What is the appropriate treatment of these bubbles? For over 130 years, the appropriate treatment
for bubbles formed on leaving pressure environments has been hyperbarics. First develop using air,
the addition of oxygen to this treatment made it much more effective in returning bubbles to
solution where they no longer pose a problem. In a 1990 publication entitled A Textbook of
Military Medicine – Conventional Warfare Ballistics, Blast and Burn Injuries, compiled by the
Walter Reed Institute of Research and approved by the Office of the Surgeon General of the Army,
treatment with hyperbaric oxygen was considered definitive in the treatment of Neurological
Abnormalities in the Blast Casualty.
What happens to these bubbles when they are not treated? Untreated, the bubbles are perceived as
foreign bodies and the immune system moves to isolate them, creating clots. In studies
of decompression illness, Dr. Phillip James, Professor Emeritus , Wolfson Hyperbaric Unit,
University of Dundee , Dundee Scotland, says the filtration provided by the lungs traps most of
these bubbles or the clots formed around these bubbles. Some bubbles may escape pulmonary
filtration. Usually these are not large enough to cause cell death. According to Dr James’

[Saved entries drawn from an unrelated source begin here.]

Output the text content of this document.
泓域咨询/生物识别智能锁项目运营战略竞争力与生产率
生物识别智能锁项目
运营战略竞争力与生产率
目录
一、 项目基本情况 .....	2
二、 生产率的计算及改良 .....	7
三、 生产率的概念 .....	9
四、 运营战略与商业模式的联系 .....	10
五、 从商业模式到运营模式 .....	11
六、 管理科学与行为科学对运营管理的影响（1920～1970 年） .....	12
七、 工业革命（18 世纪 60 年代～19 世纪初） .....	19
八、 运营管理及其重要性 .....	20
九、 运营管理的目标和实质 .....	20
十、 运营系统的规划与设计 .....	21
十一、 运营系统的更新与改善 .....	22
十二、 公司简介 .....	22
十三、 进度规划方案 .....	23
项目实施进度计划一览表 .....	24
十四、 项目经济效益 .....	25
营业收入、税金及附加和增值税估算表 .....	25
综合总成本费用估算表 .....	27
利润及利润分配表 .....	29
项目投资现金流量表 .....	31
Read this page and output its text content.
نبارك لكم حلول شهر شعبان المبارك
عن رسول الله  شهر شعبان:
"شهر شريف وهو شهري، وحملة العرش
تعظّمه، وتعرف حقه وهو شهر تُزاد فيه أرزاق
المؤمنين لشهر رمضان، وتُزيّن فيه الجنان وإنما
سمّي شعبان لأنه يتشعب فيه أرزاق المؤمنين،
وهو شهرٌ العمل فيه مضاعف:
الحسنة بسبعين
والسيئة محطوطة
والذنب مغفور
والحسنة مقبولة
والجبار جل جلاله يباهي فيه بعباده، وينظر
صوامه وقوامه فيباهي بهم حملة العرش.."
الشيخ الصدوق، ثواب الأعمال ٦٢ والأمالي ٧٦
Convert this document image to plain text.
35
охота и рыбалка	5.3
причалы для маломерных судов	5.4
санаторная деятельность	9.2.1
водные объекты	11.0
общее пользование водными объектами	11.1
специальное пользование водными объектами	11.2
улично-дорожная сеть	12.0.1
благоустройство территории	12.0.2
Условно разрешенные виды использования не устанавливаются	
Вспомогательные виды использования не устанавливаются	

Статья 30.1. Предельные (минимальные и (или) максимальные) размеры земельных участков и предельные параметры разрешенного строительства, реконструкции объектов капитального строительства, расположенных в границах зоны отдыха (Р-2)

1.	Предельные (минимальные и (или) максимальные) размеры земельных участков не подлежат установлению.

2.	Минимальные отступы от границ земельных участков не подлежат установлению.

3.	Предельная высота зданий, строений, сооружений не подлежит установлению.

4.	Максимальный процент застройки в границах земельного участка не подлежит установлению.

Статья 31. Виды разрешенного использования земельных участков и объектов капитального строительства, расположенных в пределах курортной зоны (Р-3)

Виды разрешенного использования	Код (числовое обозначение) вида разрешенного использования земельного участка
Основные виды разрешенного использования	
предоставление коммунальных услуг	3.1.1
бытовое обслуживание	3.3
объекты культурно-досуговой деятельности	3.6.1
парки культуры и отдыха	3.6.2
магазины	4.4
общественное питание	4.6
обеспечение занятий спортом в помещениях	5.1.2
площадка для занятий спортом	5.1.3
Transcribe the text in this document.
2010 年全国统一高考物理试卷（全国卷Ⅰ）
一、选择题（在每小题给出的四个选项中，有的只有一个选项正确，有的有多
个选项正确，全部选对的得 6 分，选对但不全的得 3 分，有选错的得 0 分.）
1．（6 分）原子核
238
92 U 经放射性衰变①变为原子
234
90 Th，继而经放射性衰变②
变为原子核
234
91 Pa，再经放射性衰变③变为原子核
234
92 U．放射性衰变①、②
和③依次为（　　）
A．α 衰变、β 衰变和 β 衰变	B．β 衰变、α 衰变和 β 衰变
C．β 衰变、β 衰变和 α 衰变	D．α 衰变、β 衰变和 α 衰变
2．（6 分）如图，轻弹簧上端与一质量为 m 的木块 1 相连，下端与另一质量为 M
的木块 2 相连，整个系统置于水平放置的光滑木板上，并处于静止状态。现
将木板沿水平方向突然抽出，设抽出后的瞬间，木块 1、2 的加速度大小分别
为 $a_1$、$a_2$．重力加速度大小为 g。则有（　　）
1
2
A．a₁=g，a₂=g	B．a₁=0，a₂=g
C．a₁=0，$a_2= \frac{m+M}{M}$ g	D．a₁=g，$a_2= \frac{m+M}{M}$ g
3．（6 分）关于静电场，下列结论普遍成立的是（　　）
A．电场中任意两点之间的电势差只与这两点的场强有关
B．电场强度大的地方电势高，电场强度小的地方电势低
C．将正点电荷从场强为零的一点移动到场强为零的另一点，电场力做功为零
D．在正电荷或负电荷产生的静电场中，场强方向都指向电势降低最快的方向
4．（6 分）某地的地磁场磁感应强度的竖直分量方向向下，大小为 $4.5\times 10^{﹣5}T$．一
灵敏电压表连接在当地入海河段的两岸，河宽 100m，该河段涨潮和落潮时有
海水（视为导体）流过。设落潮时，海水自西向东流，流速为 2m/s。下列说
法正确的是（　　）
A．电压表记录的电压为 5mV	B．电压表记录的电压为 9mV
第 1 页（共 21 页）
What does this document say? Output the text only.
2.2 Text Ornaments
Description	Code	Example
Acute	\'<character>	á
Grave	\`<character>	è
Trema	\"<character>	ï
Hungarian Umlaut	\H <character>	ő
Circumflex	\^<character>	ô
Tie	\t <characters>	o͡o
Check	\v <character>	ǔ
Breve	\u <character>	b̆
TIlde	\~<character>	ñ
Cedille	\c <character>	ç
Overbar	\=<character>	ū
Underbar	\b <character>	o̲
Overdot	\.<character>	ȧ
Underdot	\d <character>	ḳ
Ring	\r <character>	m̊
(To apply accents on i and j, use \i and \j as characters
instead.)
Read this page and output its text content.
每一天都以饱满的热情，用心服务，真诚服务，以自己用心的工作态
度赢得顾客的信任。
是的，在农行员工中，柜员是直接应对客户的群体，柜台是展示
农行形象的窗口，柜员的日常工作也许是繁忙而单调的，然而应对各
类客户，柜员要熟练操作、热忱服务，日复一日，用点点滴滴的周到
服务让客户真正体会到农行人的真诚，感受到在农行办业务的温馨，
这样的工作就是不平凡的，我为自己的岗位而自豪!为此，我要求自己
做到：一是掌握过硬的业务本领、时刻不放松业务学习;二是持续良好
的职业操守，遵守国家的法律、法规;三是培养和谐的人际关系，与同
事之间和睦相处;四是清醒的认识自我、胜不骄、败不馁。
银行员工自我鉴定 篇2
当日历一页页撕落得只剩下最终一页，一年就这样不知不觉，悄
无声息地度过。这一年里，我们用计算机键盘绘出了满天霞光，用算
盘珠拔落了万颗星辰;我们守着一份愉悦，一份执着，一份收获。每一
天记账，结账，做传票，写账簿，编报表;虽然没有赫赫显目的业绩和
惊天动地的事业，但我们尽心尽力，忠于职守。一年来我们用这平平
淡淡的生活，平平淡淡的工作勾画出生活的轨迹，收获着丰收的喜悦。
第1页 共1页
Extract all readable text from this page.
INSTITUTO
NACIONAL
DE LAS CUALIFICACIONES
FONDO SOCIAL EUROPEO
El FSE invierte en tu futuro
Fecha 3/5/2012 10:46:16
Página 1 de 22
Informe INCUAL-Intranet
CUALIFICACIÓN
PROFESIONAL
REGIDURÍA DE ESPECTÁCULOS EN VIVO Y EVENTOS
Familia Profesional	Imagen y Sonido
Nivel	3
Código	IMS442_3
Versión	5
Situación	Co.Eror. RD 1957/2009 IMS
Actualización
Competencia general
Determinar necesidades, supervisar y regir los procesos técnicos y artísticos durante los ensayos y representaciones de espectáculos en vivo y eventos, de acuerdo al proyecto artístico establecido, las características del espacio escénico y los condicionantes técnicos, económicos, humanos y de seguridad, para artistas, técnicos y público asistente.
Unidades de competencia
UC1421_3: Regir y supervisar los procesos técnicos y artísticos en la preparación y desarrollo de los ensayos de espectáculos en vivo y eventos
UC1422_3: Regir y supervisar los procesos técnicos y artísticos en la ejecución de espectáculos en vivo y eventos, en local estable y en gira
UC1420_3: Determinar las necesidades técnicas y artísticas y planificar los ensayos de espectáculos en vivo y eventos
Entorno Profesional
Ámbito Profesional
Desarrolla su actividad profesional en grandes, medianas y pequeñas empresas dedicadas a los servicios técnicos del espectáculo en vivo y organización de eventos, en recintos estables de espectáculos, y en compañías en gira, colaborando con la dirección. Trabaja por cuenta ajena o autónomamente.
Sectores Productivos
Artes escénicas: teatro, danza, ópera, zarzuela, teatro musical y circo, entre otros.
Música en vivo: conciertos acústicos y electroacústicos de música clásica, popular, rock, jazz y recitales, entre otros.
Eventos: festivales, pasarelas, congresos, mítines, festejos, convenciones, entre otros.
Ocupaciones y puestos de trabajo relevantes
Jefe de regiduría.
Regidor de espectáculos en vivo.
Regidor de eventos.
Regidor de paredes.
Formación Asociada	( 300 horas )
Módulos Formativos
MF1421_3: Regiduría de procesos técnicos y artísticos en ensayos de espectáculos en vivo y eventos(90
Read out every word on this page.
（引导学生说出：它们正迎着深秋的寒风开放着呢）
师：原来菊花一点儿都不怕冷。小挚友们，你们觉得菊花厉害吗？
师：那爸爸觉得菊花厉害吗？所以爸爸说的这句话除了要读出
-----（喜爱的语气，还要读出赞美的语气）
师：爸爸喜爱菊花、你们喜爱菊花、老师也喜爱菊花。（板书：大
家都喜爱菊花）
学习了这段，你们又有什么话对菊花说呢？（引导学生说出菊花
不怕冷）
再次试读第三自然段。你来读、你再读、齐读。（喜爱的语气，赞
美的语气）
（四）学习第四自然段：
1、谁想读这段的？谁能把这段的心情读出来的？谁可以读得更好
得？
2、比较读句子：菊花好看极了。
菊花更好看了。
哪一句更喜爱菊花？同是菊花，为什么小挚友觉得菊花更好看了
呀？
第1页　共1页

March 2007 article in Neurological Research, these bubbles or solid emboli pass through cerebral
circulation, but disturb the blood brain barrier creating “peri-venous syndrome”. This condition
results blood brain barrier dysfunction, inflammation, demyelination and diffuse axonal damage.
The resulting impairment is not easily recognized by the health care professional, but the deficit
is clearly evident to family members. The individuals themselves may not even recognize that they
are impaired. These injuries are cumulative and impairment increases with subsequent exposures
to blast overpressure.
At the center silent wounding is the exposure of our troops to blast overpressure. This exposure has
increased since 2004 as insurgents have used IEDs as their principle weapon to engage our forces.
It is particularly interesting to note that the signs and symptoms that accompany the condition of
neurological decompression illness are consistent with much of the constellation of signs and
symptoms attributed to post traumatic stress disorder, PTSD or mild traumatic brain injury mTBI,
terms that are used interchangeably to describe the impairment of US and Coalition Forces in the
current conflict. These signs and symptoms are virtually identical to those used to describe
the other labels for this same affliction throughout history. The legacy of this silent wounding is
that a large portion of the younger generation are adversely affected. Those injured as a result of
exposure to blast overpressure often go unrecognized, until the impairment progresses to the point
that it is easily recognizable to the untrained observer. This injury is often readily apparent to
family and friends when the wounded return home. Historically, this affected group of young men
and women have rarely been rehabilitated. This legacy can’t be allowed to continue.
Currently the United States Air Force is conducting a study of the use of hyperbaric oxygen in the
treatment of veterans returning from Iraq and Afghanistan with the diagnosis of mild traumatic
brain injury. The principle investigator of this study is Dr. George Wolf.
Preliminary observations generating this study were that many of the signs and symptoms
observed in the veterans with impairment were substantially improved with the use of hyperbaric
oxygen. The hope is that the study will validate this observation. Perhaps it will never be known
how many veterans are truly affected. What is for certain is the lifetime costs of taking care of
these injured veterans may easily surpass the amount of committed by Congress to the economic
bailout of Wall Street. Until that time the veterans with this silent wounding submit to a barrage of
therapeutic interventions and in the end accept their plight as a sign of “recovery”.